Par Nassim Brahimi

On les entend dire que l’Algérie sera meilleure, qu’elle sera plus belle, plus joueuse, plus vivable. Quand? A l’issu du troisième mandat, après lequel, le chaos d’un monde sans Bouteflika se prononce déjà. Cinq ans donc pour préparer une relève qui ne veut pas venir, ou préparer un quatrième mandat, cette option ne dépendant exclusivement que de la volonté divine.

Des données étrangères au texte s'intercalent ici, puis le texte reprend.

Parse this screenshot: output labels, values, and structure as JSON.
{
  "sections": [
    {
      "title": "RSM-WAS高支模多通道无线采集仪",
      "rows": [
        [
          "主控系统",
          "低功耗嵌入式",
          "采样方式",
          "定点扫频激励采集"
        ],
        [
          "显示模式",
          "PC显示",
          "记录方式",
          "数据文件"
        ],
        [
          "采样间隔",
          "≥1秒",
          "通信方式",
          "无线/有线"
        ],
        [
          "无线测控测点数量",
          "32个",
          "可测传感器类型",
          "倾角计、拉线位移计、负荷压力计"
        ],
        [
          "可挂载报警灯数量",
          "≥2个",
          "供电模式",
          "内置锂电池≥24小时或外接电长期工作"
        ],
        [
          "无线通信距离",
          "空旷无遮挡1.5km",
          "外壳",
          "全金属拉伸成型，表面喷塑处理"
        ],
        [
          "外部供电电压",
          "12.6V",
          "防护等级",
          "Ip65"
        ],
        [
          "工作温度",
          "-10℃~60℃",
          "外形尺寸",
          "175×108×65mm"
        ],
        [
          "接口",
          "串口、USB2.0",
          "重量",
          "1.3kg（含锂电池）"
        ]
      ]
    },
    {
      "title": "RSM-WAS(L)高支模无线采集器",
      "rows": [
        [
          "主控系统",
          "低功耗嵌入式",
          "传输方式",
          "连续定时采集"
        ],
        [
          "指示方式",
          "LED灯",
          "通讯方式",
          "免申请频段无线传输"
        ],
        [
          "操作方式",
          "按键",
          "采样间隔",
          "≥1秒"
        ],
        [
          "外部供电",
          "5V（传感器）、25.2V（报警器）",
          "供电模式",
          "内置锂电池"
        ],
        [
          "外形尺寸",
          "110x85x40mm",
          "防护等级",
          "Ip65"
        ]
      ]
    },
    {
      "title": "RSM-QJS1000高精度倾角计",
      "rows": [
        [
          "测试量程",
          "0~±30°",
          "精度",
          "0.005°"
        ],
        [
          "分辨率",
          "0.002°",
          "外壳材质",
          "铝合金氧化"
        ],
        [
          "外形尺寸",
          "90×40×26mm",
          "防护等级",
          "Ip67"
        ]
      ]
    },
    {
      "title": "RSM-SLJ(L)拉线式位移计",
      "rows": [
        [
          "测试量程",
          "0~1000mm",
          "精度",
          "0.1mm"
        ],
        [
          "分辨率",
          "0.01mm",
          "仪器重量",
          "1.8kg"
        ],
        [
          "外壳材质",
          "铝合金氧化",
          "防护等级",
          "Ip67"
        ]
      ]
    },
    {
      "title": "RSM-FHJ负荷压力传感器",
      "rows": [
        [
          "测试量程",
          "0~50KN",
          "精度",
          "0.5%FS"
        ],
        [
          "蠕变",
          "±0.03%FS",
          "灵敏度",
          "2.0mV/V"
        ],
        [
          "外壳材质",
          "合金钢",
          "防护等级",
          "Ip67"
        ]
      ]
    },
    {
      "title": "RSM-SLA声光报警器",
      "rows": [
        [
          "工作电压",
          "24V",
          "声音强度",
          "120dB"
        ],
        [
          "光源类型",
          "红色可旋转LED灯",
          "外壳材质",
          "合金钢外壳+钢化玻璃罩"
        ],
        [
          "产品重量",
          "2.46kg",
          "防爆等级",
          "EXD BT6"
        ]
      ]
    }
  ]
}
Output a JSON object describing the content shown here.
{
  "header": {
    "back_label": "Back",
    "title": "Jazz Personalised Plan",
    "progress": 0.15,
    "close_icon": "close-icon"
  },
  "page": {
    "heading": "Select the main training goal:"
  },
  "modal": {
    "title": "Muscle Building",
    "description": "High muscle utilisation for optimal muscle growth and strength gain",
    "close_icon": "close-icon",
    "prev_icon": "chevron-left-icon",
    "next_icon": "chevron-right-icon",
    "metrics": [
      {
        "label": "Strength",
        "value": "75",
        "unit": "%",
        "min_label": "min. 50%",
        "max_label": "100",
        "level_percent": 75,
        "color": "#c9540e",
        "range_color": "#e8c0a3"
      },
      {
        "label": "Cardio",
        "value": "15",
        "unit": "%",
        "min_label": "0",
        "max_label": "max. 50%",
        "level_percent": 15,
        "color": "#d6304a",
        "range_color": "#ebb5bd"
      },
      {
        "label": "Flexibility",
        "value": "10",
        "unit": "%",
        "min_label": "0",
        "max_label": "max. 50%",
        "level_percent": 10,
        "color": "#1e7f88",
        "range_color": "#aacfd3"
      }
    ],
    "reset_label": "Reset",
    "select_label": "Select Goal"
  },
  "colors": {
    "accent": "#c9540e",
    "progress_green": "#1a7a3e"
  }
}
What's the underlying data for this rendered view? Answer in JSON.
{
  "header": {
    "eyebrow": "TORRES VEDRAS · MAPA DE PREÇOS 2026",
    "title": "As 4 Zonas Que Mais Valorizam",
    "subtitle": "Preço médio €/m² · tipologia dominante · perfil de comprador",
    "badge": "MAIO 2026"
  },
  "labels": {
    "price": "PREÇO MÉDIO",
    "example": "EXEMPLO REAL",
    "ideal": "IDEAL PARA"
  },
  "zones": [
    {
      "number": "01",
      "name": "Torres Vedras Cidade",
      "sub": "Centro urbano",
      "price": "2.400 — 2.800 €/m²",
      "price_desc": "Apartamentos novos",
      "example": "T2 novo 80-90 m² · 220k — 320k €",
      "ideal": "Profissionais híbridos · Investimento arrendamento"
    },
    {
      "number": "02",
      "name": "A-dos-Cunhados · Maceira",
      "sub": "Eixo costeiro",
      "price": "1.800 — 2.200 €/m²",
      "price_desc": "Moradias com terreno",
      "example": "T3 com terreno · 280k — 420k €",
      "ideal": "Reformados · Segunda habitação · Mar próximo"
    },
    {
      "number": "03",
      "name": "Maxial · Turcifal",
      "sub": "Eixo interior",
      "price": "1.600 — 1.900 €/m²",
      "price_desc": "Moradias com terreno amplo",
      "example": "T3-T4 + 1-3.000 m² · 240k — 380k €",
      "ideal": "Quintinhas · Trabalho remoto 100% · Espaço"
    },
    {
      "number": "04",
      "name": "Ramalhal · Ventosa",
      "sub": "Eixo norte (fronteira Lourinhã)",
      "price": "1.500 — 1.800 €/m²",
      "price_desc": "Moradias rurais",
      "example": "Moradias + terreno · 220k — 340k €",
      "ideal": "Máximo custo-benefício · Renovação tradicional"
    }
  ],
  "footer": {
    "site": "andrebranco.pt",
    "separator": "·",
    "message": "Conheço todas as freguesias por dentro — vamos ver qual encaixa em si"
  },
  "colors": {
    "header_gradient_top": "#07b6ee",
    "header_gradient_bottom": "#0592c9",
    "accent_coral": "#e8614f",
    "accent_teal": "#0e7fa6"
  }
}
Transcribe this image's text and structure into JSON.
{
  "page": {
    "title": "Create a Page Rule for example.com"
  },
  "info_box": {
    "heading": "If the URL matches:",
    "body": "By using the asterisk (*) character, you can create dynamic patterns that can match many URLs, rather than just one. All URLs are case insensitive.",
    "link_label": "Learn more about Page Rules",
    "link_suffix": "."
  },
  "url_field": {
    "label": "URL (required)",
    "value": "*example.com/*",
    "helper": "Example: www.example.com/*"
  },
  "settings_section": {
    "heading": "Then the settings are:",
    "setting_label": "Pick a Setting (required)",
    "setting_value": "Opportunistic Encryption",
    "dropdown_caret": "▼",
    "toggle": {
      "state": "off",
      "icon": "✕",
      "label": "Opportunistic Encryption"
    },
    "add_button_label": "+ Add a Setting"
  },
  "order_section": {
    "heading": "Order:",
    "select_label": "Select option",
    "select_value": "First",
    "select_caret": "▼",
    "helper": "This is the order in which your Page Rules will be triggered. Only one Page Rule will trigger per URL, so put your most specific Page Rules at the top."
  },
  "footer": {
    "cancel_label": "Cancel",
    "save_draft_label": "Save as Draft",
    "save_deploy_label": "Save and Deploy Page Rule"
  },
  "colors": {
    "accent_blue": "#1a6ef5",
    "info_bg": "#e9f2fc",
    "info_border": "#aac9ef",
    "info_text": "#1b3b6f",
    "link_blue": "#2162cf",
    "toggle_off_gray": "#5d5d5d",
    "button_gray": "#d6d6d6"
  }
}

Le président réinvesti aura, ainsi, la lourde besogne d’inventer un pays et d’importer, s’il le fallait, un peuple en entier. Par où va-t-il commencer? Par la continuité. Et ce n’est pas vraiment une bonne nouvelle, car le bon sens sommaire voudrait qu’après un constat d’échec, réalisé au bout de 10 ans, le mot d’ordre devrait plutôt être: rupture. Et bien non! On a échoué, mais on va continuer dans cette même venelle qui, à force de s’approcher du bout, devient impasse. Pourquoi? Parce que des gens qui se revendiquent de l’histoire ne peuvent jamais affronter l’avenir. Parce que ceux qui croient qu’ils sont le nombril de l’Algérie ne peuvent pas voir plus haut que leur ventre. Et parce qu’on ne peut pas parler Facebook avec une langue de bois, vieux de surcroit.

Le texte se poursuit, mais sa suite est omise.